Dopo aver dimostrato di saper attingere alla tradizione neorealista riadattandola e modernizzandola in La terra dell'abbastanza, con Favolacce Fabio e Damiano D'Innocenzo hanno messo in chiaro la loro voglia di distinguersi come voce unica nel panorama cinematografico nostrano. Rispettosi dei padri, ma solo fino a un certo punto, i gemelli romani non nascondono la loro ambizione guardando a modelli alti a partire da Matteo Garrone, con cui hanno collaborato per la sceneggiatura di Dogman, e a tanto cinema internazionale di qualità, per poi affrancarsene alla ricerca di un'impronta personale.

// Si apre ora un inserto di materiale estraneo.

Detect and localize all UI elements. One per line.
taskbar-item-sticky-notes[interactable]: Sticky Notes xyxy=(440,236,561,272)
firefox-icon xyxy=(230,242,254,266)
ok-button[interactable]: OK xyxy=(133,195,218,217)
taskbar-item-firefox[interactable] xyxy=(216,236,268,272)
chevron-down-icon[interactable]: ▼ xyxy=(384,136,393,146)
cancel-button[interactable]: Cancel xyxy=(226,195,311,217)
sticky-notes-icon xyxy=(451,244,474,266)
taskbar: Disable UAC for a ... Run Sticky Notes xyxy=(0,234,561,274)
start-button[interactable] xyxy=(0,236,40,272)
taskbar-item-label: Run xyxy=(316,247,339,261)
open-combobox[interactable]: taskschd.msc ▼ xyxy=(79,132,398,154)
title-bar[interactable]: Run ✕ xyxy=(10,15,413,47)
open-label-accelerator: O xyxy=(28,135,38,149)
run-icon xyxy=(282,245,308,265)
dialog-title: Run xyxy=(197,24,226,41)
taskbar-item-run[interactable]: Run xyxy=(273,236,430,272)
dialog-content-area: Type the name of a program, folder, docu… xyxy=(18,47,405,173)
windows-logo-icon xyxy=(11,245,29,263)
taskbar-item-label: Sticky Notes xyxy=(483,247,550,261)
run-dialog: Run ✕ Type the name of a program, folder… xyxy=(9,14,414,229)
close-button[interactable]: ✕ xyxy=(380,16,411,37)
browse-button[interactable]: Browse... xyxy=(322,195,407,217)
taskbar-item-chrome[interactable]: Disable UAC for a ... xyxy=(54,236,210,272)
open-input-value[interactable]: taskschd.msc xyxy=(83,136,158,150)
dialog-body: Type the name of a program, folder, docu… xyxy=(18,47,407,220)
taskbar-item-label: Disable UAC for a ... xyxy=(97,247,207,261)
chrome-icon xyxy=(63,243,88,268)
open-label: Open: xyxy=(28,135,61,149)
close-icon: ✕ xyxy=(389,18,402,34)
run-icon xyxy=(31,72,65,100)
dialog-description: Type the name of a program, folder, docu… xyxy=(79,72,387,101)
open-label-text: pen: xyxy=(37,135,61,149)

Il coraggio di Fabio e Damiano D'Innocenzo sta nel non cercare l'originalità a tutti i costi. Il loro cinema è spiazzante, ma non in maniera programmatica. In cima alla lista delle priorità dei due cineasti sembra esserci la voglia di raccontare ciò che sta loro a cuore, sentimenti, situazioni e stati d'animo comuni a molti, ma mai rappresentati in maniera banale. L'irrequietezza giovanile de La terra dell'abbastanza e la fatica del quotidiano di Favolacce sono condizioni condivise da molti e il modo in cui vengono narrate non prescinde mai dalla forma. Attenzione alla veridicità dei sentimenti, cura formale, sguardo non comune, consapevolezza del linguaggio e sicurezza nella direzione degli attori rappresentano doti preziose, già intraviste ne La terra dell'abbastanza, che in Favolacce giungono a compimento. Sicuramente è presto per applicare etichette, ma se il buongiorno si vede dal mattino possiamo azzardarci ad affermare che le qualità emerse in Favolacce lo rendono il perfetto rappresentante del futuro del cinema italiano.
Sguardi d'autore sul reale
Favolacce, disponibile in streaming dall'11 maggio, sposa la forma del racconto corale raccogliendo una manciata di storie diverse, veicolate da personaggi accomunati dalla prossimità spaziale. Amici, parenti, vicini di casa, abitanti dello stesso quartiere uniti da una simile condizione socioeconomica. L'unità di misura del film è la famiglia, declinata nel rapporto genitori/figli e nella sua variante maestri/allievi. Esistenze normali, almeno in apparenza, la cui visione genera un'inquietudine inspiegabile. Fabio e Damiano D'Innocenzo riescono a raccontare il quotidiano attraverso piccoli, ma significanti dettagli. Ogni gesto, ogni dialogo, ogni incontro, ogni pausa ha valore in sé come tassello di un puzzle il cui senso profondo sarà apprezzabile solo nel finale.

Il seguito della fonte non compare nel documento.